Why do the other practices matter so much more? As our teacher, Greg, said, they provide the answer to the question, “Now what?” As in, “I’ve mastered a handstand. Now what?” Or, “I’ll never master a handstand. Now what?” Breath and meditation give you the space, the way, to take the yoga off the mat and into the world. As you grow in emotional awareness and focus, they help you be the person who can give back to the community, who can be the better spouse, the better friend, the better parent.

The very next day after the yoga workshop happened to be the Jewish holiday of Rosh Hashanah.
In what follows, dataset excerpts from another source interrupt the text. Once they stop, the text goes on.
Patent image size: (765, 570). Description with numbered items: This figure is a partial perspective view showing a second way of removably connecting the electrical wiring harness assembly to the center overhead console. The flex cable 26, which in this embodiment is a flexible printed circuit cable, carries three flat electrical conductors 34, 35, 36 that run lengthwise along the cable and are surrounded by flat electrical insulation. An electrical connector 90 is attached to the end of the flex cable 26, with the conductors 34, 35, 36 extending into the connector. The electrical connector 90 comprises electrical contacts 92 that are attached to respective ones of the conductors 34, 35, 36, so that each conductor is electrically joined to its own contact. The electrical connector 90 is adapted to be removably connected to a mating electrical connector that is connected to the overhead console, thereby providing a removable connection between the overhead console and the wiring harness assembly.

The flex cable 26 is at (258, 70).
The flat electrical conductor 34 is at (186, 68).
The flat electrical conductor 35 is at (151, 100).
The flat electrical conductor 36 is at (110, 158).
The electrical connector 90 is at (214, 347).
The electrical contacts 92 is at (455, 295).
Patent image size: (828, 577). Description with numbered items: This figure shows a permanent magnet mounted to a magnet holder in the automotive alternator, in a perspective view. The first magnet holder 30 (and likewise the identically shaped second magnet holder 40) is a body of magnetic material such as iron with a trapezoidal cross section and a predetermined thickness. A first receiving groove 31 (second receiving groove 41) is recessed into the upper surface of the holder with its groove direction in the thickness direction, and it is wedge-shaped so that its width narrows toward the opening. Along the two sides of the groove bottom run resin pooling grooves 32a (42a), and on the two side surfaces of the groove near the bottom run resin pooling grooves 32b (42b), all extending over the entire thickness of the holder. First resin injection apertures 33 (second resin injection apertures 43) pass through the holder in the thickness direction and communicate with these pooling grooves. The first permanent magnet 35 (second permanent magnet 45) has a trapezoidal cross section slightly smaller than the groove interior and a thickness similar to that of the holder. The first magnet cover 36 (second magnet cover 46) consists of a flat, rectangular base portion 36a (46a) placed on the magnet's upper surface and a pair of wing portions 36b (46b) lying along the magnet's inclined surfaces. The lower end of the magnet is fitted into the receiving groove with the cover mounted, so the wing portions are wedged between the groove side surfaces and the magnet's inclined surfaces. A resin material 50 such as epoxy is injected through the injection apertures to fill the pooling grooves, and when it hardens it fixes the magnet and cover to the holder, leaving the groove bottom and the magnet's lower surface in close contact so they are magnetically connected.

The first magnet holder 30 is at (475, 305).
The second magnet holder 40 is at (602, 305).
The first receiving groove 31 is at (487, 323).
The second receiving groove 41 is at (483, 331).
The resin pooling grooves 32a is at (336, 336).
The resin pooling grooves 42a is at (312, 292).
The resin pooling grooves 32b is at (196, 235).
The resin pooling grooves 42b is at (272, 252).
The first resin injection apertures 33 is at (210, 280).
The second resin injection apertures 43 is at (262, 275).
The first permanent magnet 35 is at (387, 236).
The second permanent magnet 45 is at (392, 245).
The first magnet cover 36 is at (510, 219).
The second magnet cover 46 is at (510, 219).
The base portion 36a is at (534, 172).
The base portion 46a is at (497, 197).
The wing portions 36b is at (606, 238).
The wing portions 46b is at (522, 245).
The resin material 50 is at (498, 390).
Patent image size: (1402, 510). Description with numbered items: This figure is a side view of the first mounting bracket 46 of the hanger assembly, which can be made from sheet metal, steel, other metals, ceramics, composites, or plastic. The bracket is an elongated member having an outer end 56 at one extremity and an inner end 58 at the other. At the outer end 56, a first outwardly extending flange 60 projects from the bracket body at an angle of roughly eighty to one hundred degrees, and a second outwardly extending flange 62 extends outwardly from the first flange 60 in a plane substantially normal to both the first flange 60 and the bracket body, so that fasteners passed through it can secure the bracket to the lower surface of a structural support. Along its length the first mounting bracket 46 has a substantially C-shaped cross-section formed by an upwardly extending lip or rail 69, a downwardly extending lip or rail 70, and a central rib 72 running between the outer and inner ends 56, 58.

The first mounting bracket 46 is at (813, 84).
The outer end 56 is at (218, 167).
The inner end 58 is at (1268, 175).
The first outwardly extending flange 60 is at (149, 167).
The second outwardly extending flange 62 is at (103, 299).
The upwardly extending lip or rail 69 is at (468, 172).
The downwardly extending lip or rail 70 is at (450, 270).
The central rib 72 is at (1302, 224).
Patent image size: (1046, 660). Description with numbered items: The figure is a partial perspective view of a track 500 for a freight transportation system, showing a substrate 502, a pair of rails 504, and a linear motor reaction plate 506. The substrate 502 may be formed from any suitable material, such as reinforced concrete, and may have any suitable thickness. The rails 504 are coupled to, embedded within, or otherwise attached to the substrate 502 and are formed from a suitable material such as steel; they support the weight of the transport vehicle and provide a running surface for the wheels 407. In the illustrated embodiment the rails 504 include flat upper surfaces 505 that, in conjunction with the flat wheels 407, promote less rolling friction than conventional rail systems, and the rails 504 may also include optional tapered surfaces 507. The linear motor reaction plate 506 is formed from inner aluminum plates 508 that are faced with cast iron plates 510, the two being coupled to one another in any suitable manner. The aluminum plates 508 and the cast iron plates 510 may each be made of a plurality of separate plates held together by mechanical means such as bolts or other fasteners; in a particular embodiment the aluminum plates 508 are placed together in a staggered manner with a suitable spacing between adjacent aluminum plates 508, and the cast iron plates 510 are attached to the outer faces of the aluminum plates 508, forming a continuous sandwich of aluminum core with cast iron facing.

As I was reading through the prayerbook, I came across this meditation: “Why be concerned with meaning? Why not be content with satisfaction of desires and needs? The vital drives of food, sex and power…are as characteristic of animals as they are of us. Being human is a characteristic of a being who faces the question: After satisfaction, what?

Now what?

The world we see reflects who we are. Sometimes we need to correct our course or re-affirm our best qualities and intentions so that they are manifested in that reflection. Any kind of meditation helps us do that, as does the meditative practice of affirmative writing, part of the “Writing to Heal” program. Affirmative writing can crystallize values and create a vision for one’s life; it helps us identify our gifts and be grateful for them; and it can be a guide to living a life where you flourish and grow.

So take paper and pen, find somewhere to sit quietly, and answer these questions in writing (resist the urge to self-edit):

  1. What are your gifts? You best qualities, what you offer to others?
  2. What gift do you feel is ready to emerge, evolve or resurface?
  3. How have you denied or hidden any gift in the past?
  4. How is your life and others impacted when you withhold your gift?
  5. How might your life and others be impacted if you offered your gift?
  6. What might living with this gift look like and feel like?
  7. What support from others do you need to develop your gift?
  8. What does your gift need from you?

Naming your gifts, and thinking about how others are impacted when you offer them, is a powerful way to answer the question, “Now what?” When I did this exercise, and I responded to question 6, how would living this gift look and feel, the words I wrote were, “spacious, exciting, vibrant.”

An authentic life is an examined life. Living with questions like these can sometimes make us uncomfortable. But eventually, if we want the answer to “now what?” we’ve got to go out and test the answers against reality.